Hayat Boumedienne, previously referred to Assizes in the investigation into the attacks on Charlie Hebdo, a policewoman in Montrouge and the Hyper Cacher of the Porte de Vincennes, had previously been given for dead by the wife of the French jihadist Jean-Michel Clain in March 2019. 

But a woman returning from the Iraqi-Syrian zone testified to French justice and reported that Hayat Boumedienne was alive in October 2019 and that she escaped from Al-Hol camp, where they were both retained, without being identified, said France 2. 

She had fled to the Iraqi-Syrian zone a few days before the January 2015 attacks, in the company of the two Belhoucine brothers, whose eldest Mohamed is considered to be the mentor of Amy Coulibaly. 

All three are also targeted by an arrest warrant for the assize trial to be held in September to try these attacks. 

Jihadist wave

Hayat Boumedienne, who resurfaced in February 2015 in "Dar al-Islam", a magazine of the Organization of the Islamic State (OEI), is said to have participated in vehicle scams in order to finance his companion's projects, married religiously and not civilly. 

According to corroborating sources, several investigations have recently been opened by the anti-terrorist justice system targeting missing and sometimes presumed dead people in the Iraqi-Syrian zone. 

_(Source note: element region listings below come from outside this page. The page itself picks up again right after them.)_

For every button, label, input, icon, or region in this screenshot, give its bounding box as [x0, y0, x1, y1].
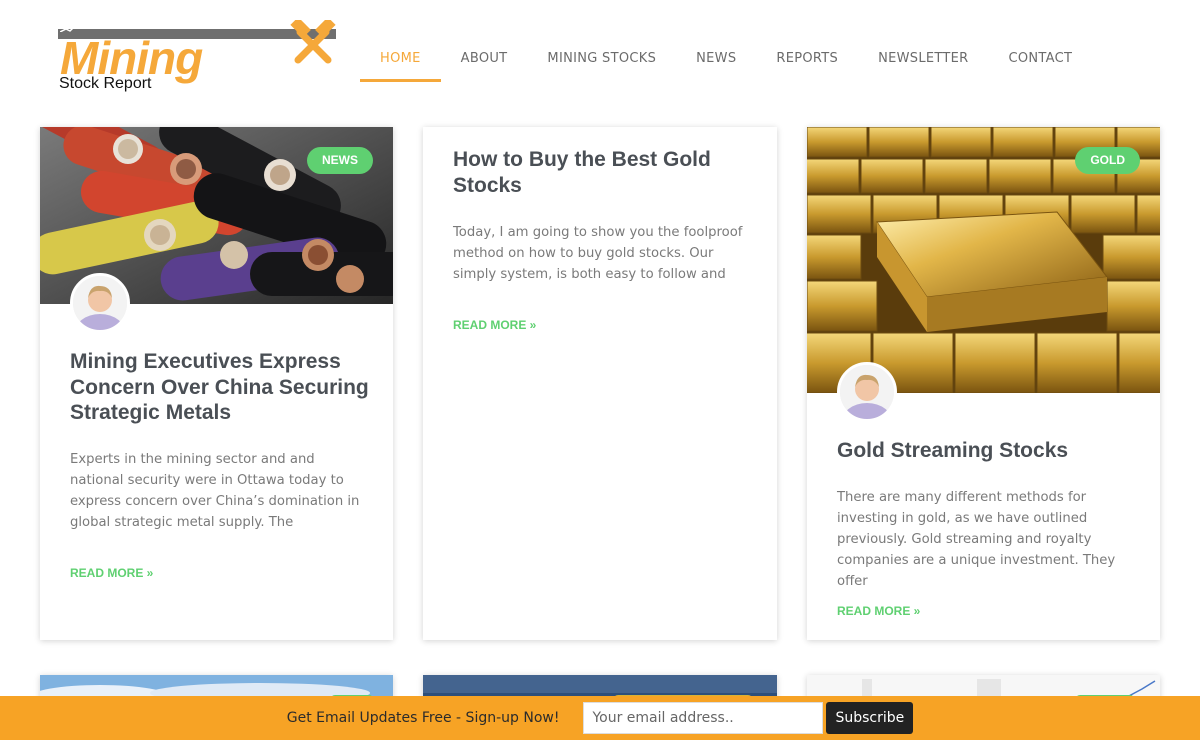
post-title[interactable]: Mining Executives Express Concern Over C… [70, 349, 370, 426]
category-badge[interactable]: News [307, 147, 373, 174]
post-card: Gold Gold Streaming Stocks There are man… [807, 127, 1160, 640]
email-signup-bar: Get Email Updates Free - Sign-up Now! Su… [0, 696, 1200, 740]
post-excerpt: There are many different methods for inv… [837, 490, 1116, 589]
nav-contact[interactable]: Contact [989, 38, 1093, 82]
author-avatar[interactable] [837, 362, 897, 422]
read-more-link[interactable]: Read More » [70, 566, 153, 580]
signup-text: Get Email Updates Free - Sign-up Now! [286, 710, 560, 726]
read-more-link[interactable]: Read More » [837, 604, 920, 618]
site-header: Mining Stock Report Home About Mining St… [0, 0, 1200, 110]
nav-newsletter[interactable]: Newsletter [858, 38, 988, 82]
logo-chart-spark [60, 24, 82, 32]
post-excerpt: Experts in the mining sector and and nat… [70, 452, 360, 530]
post-excerpt: Today, I am going to show you the foolpr… [453, 225, 743, 282]
pickaxe-hammer-icon [290, 20, 336, 64]
main-nav: Home About Mining Stocks News Reports Ne… [360, 38, 1092, 82]
nav-mining-stocks[interactable]: Mining Stocks [527, 38, 676, 82]
nav-about[interactable]: About [441, 38, 528, 82]
site-logo[interactable]: Mining Stock Report [58, 20, 340, 94]
post-card: News Mining Executives Express Concern O… [40, 127, 393, 640]
post-card: How to Buy the Best Gold Stocks Today, I… [423, 127, 777, 640]
category-badge[interactable]: Gold [1075, 147, 1140, 174]
post-title[interactable]: Gold Streaming Stocks [837, 438, 1137, 464]
nav-reports[interactable]: Reports [756, 38, 858, 82]
email-input[interactable] [583, 702, 824, 734]
nav-home[interactable]: Home [360, 38, 441, 82]
subscribe-button[interactable]: Subscribe [826, 702, 914, 734]
author-avatar-image [73, 276, 127, 330]
post-title[interactable]: How to Buy the Best Gold Stocks [453, 147, 753, 198]
logo-subtitle: Stock Report [59, 75, 152, 92]
nav-news[interactable]: News [676, 38, 756, 82]
author-avatar[interactable] [70, 273, 130, 333]
author-avatar-image [840, 365, 894, 419]
read-more-link[interactable]: Read More » [453, 318, 536, 332]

On January 7, 2015, the brothers Chérif and Saïd Kouachi killed 12 people in the attack on the satirical newspaper Charlie Hebdo before fleeing. The next day, Amedy Coulibaly had killed a municipal policewoman in Montrouge (Hauts-de-Seine). On January 9, he then killed four men, all Jewish, during the hostage-taking of the Hyper Cacher store, at Porte de Vincennes, in eastern Paris. 

He had died on the spot in a police assault, the Kouachi brothers had been killed shortly before in a printing works in Dammartin-en-Goële (Seine-et-Marne) where they had entrenched themselves. 

This issue had put an end to the first attacks of a jihadist wave in France which left a total of 258 dead.